Tenayuca's marker credits her with leading “a movement that fought deplorable working conditions, discrimination and unfair wages on behalf of the city's working poor.”
It does not note that the number of strikers and their supporters reached 12,000 and lasted for three months.
It also doesn't note that while the strike helped lead to passage of a minimum wage law, it ultimately was unsuccessful because the Southern Pecan Shelling Co. mechanized its operations, leading to thousands of layoffs.
“The strike was one of the first successful actions in the Mexican American struggle for political and social justice,” the marker says.
Most of the strikers were Mexican American women.
Tenayuca, unable to find work after the strike, left San Antonio and rebuilt her life in California, where she earned an undergraduate degree.
Her departure followed a 1939 riot against a Texas Communist Party meeting at Municipal Auditorium that she attended.
According to accounts, angry protesters — among them leaders and members of the Ku Klux Klan, veterans groups and the Catholic Church — rioted after hearing those inside sing “The Star-Spangled Banner.”
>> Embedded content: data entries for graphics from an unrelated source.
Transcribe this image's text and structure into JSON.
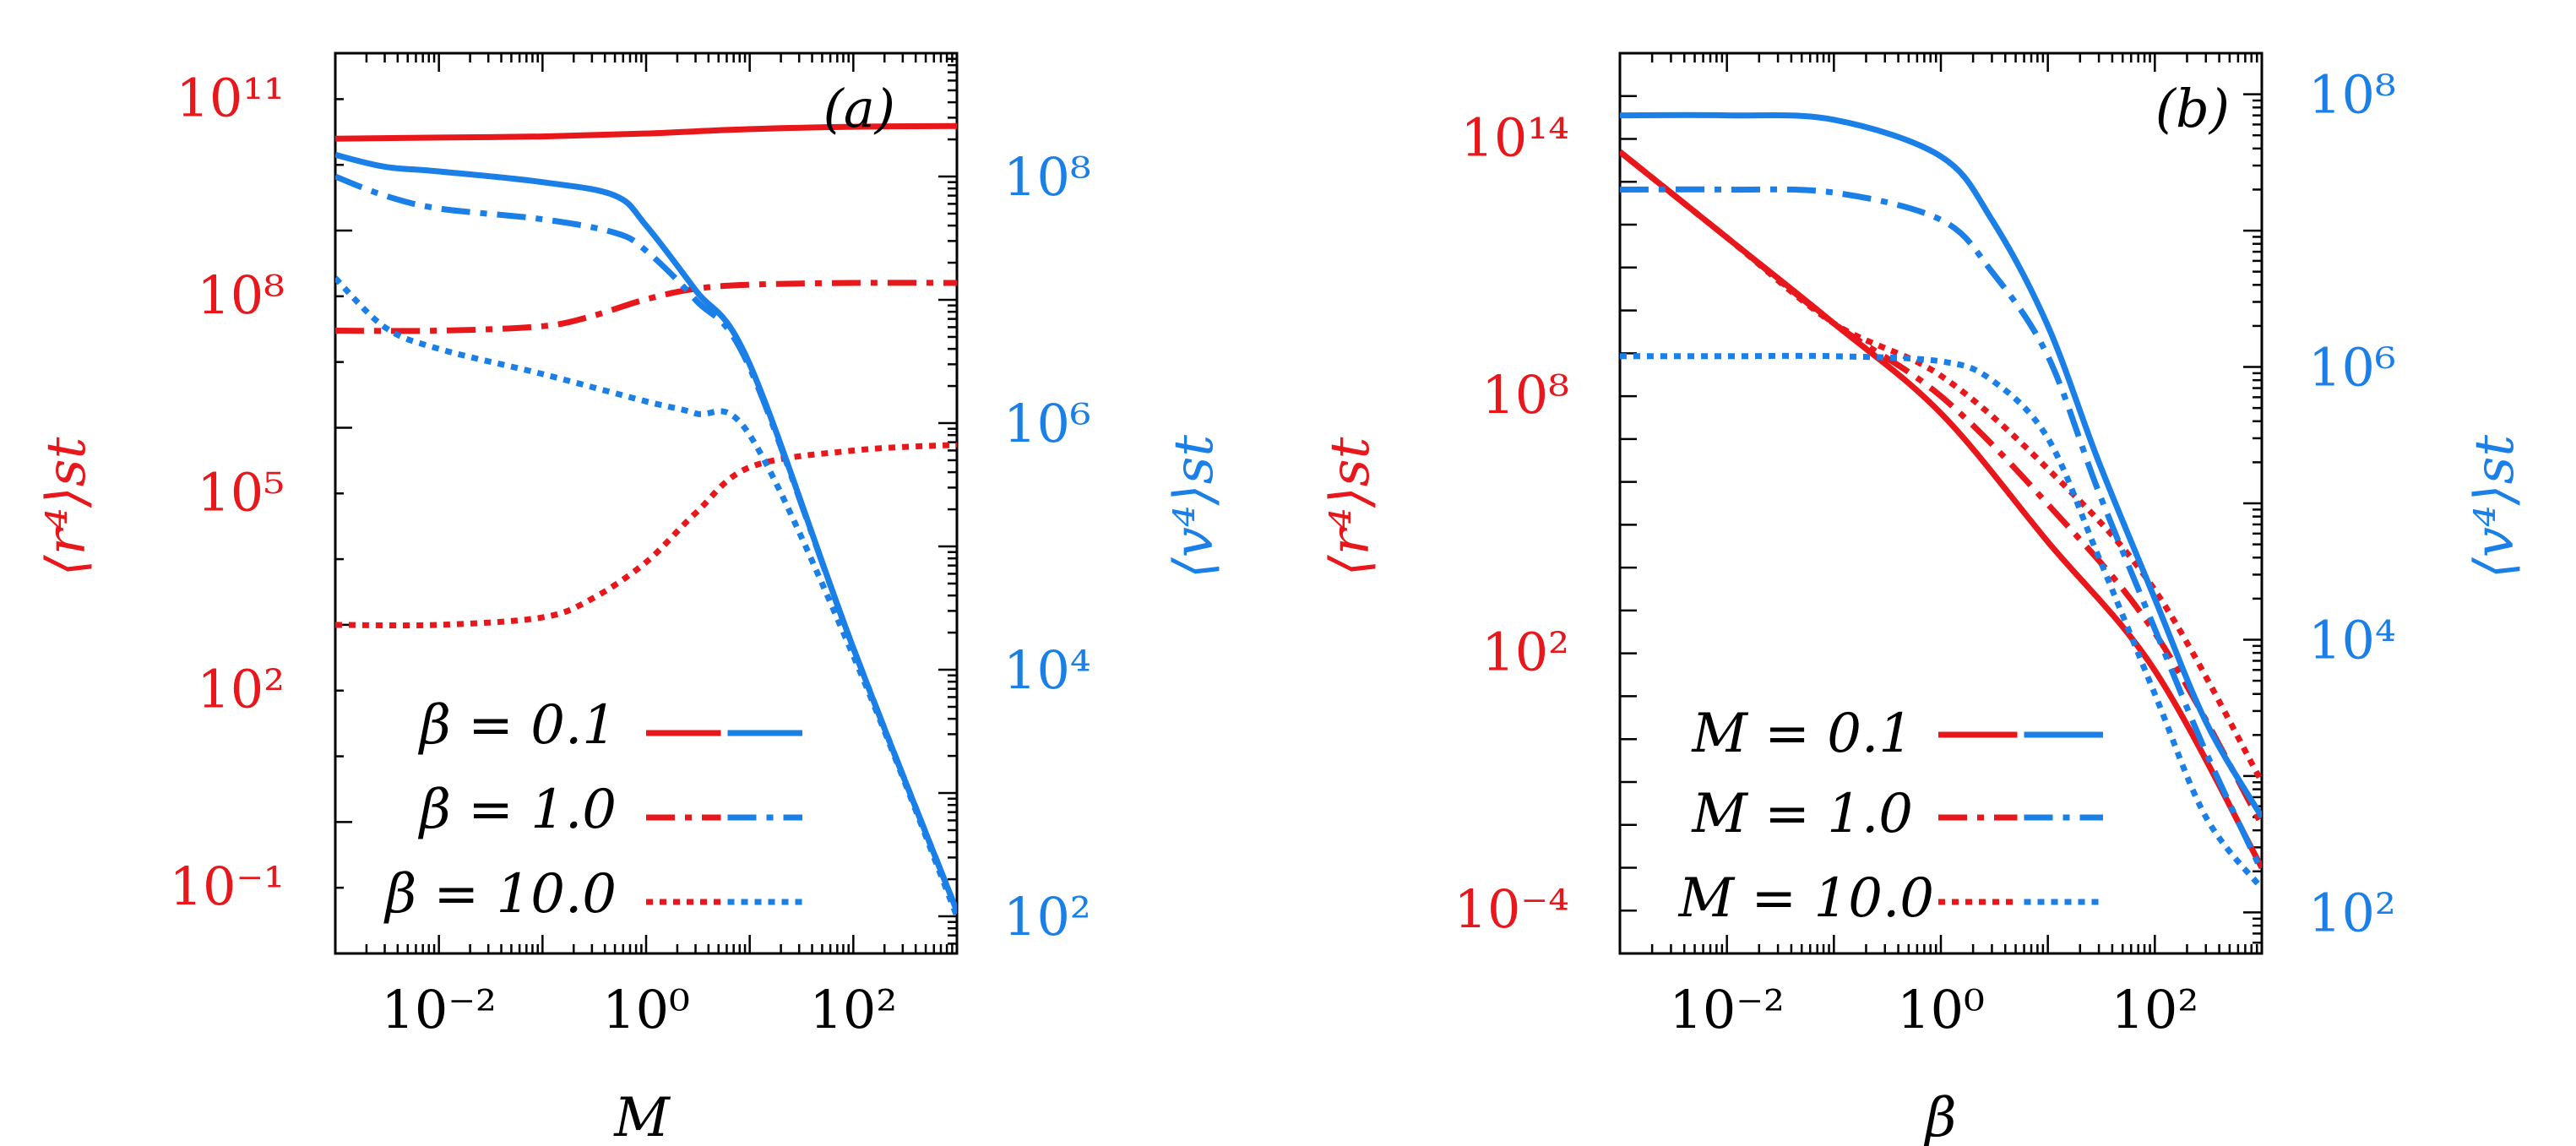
{
  "colors": {
    "r4": "#e8171b",
    "v4": "#1a7fe6"
  },
  "chart_data": [
    {
      "type": "line",
      "panel_label": "(a)",
      "xlabel": "M",
      "ylabel_left": "⟨r⁴⟩st",
      "ylabel_right": "⟨v⁴⟩st",
      "x_scale": "log",
      "y_left_scale": "log",
      "y_right_scale": "log",
      "xlim": [
        0.001,
        1000
      ],
      "ylim_left": [
        0.01,
        500000000000.0
      ],
      "ylim_right": [
        50,
        1000000000.0
      ],
      "x_ticks": [
        {
          "v": 0.01,
          "label": "10⁻²"
        },
        {
          "v": 1,
          "label": "10⁰"
        },
        {
          "v": 100,
          "label": "10²"
        }
      ],
      "y_left_ticks": [
        {
          "v": 0.1,
          "label": "10⁻¹"
        },
        {
          "v": 100,
          "label": "10²"
        },
        {
          "v": 100000,
          "label": "10⁵"
        },
        {
          "v": 100000000,
          "label": "10⁸"
        },
        {
          "v": 100000000000,
          "label": "10¹¹"
        }
      ],
      "y_right_ticks": [
        {
          "v": 100,
          "label": "10²"
        },
        {
          "v": 10000,
          "label": "10⁴"
        },
        {
          "v": 1000000,
          "label": "10⁶"
        },
        {
          "v": 100000000,
          "label": "10⁸"
        }
      ],
      "legend": [
        {
          "label": "β = 0.1",
          "style": "solid"
        },
        {
          "label": "β = 1.0",
          "style": "dashdot"
        },
        {
          "label": "β = 10.0",
          "style": "dotted"
        }
      ],
      "series": [
        {
          "axis": "left",
          "style": "solid",
          "x": [
            0.001,
            0.01,
            0.1,
            1,
            10,
            100,
            1000
          ],
          "y": [
            25000000000.0,
            26000000000.0,
            27000000000.0,
            30000000000.0,
            35000000000.0,
            38000000000.0,
            39000000000.0
          ]
        },
        {
          "axis": "left",
          "style": "dashdot",
          "x": [
            0.001,
            0.01,
            0.1,
            0.3,
            1,
            3,
            10,
            100,
            1000
          ],
          "y": [
            30000000.0,
            30000000.0,
            35000000.0,
            50000000.0,
            90000000.0,
            130000000.0,
            150000000.0,
            160000000.0,
            160000000.0
          ]
        },
        {
          "axis": "left",
          "style": "dotted",
          "x": [
            0.001,
            0.01,
            0.1,
            0.3,
            1,
            3,
            10,
            100,
            1000
          ],
          "y": [
            1000,
            1000,
            1300,
            2500,
            9000,
            50000,
            250000,
            450000,
            550000
          ]
        },
        {
          "axis": "right",
          "style": "solid",
          "x": [
            0.001,
            0.003,
            0.01,
            0.1,
            0.5,
            1,
            3,
            10,
            100,
            1000
          ],
          "y": [
            150000000.0,
            120000000.0,
            110000000.0,
            90000000.0,
            70000000.0,
            40000000.0,
            12000000.0,
            3000000.0,
            15000.0,
            110
          ]
        },
        {
          "axis": "right",
          "style": "dashdot",
          "x": [
            0.001,
            0.003,
            0.01,
            0.1,
            0.5,
            1,
            3,
            10,
            100,
            1000
          ],
          "y": [
            100000000.0,
            70000000.0,
            55000000.0,
            45000000.0,
            35000000.0,
            25000000.0,
            10000000.0,
            2800000.0,
            15000.0,
            110
          ]
        },
        {
          "axis": "right",
          "style": "dotted",
          "x": [
            0.001,
            0.003,
            0.01,
            0.1,
            1,
            3,
            10,
            100,
            1000
          ],
          "y": [
            15000000.0,
            6000000.0,
            4000000.0,
            2500000.0,
            1500000.0,
            1200000.0,
            800000.0,
            13000.0,
            100
          ]
        }
      ]
    },
    {
      "type": "line",
      "panel_label": "(b)",
      "xlabel": "β",
      "ylabel_left": "⟨r⁴⟩st",
      "ylabel_right": "⟨v⁴⟩st",
      "x_scale": "log",
      "y_left_scale": "log",
      "y_right_scale": "log",
      "xlim": [
        0.001,
        1000
      ],
      "ylim_left": [
        1e-05,
        1e+16
      ],
      "ylim_right": [
        50,
        200000000.0
      ],
      "x_ticks": [
        {
          "v": 0.01,
          "label": "10⁻²"
        },
        {
          "v": 1,
          "label": "10⁰"
        },
        {
          "v": 100,
          "label": "10²"
        }
      ],
      "y_left_ticks": [
        {
          "v": 0.0001,
          "label": "10⁻⁴"
        },
        {
          "v": 100,
          "label": "10²"
        },
        {
          "v": 100000000,
          "label": "10⁸"
        },
        {
          "v": 100000000000000,
          "label": "10¹⁴"
        }
      ],
      "y_right_ticks": [
        {
          "v": 100,
          "label": "10²"
        },
        {
          "v": 10000,
          "label": "10⁴"
        },
        {
          "v": 1000000,
          "label": "10⁶"
        },
        {
          "v": 100000000,
          "label": "10⁸"
        }
      ],
      "legend": [
        {
          "label": "M = 0.1",
          "style": "solid"
        },
        {
          "label": "M = 1.0",
          "style": "dashdot"
        },
        {
          "label": "M = 10.0",
          "style": "dotted"
        }
      ],
      "series": [
        {
          "axis": "left",
          "style": "solid",
          "x": [
            0.001,
            0.01,
            0.1,
            1,
            10,
            100,
            1000
          ],
          "y": [
            50000000000000.0,
            500000000000.0,
            5000000000.0,
            40000000.0,
            40000.0,
            40,
            0.001
          ]
        },
        {
          "axis": "left",
          "style": "dashdot",
          "x": [
            0.001,
            0.01,
            0.1,
            1,
            10,
            100,
            1000
          ],
          "y": [
            50000000000000.0,
            500000000000.0,
            5000000000.0,
            100000000.0,
            300000.0,
            300,
            0.01
          ]
        },
        {
          "axis": "left",
          "style": "dotted",
          "x": [
            0.001,
            0.01,
            0.1,
            1,
            10,
            100,
            1000
          ],
          "y": [
            50000000000000.0,
            500000000000.0,
            5000000000.0,
            300000000.0,
            2000000.0,
            3000,
            0.1
          ]
        },
        {
          "axis": "right",
          "style": "solid",
          "x": [
            0.001,
            0.01,
            0.1,
            1,
            3,
            10,
            30,
            100,
            300,
            1000
          ],
          "y": [
            70000000.0,
            70000000.0,
            65000000.0,
            35000000.0,
            12000000.0,
            2000000.0,
            200000.0,
            20000.0,
            2500,
            500
          ]
        },
        {
          "axis": "right",
          "style": "dashdot",
          "x": [
            0.001,
            0.01,
            0.1,
            1,
            3,
            10,
            30,
            100,
            300,
            1000
          ],
          "y": [
            20000000.0,
            20000000.0,
            19000000.0,
            12000000.0,
            5000000.0,
            1200000.0,
            120000.0,
            12000.0,
            1500,
            200
          ]
        },
        {
          "axis": "right",
          "style": "dotted",
          "x": [
            0.001,
            0.01,
            0.1,
            1,
            3,
            10,
            30,
            100,
            300,
            1000
          ],
          "y": [
            1200000.0,
            1200000.0,
            1200000.0,
            1100000.0,
            800000.0,
            300000.0,
            40000.0,
            4000,
            500,
            150
          ]
        }
      ]
    }
  ]
}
Tenayuca returned to San Antonio in the 1960s, earned a master's degree and taught in the Harlandale Independent School District until retiring in 1982.
Brinkman credited a staff historian who read an entry in the Handbook of Texas Online for suggesting a tribute to Tenayuca as part of the commission's Undertold Markers Program, an effort that identifies subjects “that aren't well represented in the marker program,” he said.
Brinkman said the commission already had designated as “undertold” the rise of the Texas labor movement in early-20th-century Texas.
So far, more than 70 subjects have been recognized in the Undertold Markers Program, he said.
The site of Tenayuca's marker at Milam Park bears significance to her life and work.
Historian Felix Almaraz of the University of Texas at San Antonio and the Bexar County Historical Commission said that during Tenayuca's early life, the park was known as La Plaza del Zacate.
“That was the original ‘West Side' of the city,” he said. As travelers made their way into town along Buena Vista Street with their horses and livestock, they'd tether and feed them there, he said.
Zacate is the Spanish word for grass or hay.
Over time, the plaza grew into a marketplace of both products and ideas and blossomed during the Mexican Revolution, when refugees poured into the city. Speeches were made there, stories from La Prensa were read aloud, and discussion and debate ensued, Almaraz said.
The seeds of Tenayuca's political activism were sown there, too. In 1933, at just 16, she was arrested as part of a strike against the Finck Cigar Co. in San Antonio.
Her life has been the subject of articles, tributes, portraits, murals and a play. Sharyll Teneyuca and San Antonio writer Carmen Tafolla wrote a children's book, “That's Not Fair: Emma Tenayuca's Struggle for Justice/ No Es Justo: La Lucha de Emma Tenayuca por la Justicia,” in 2008.
Teneyuca said she and Tafolla are working on a biography and screenplay of the labor leader's life.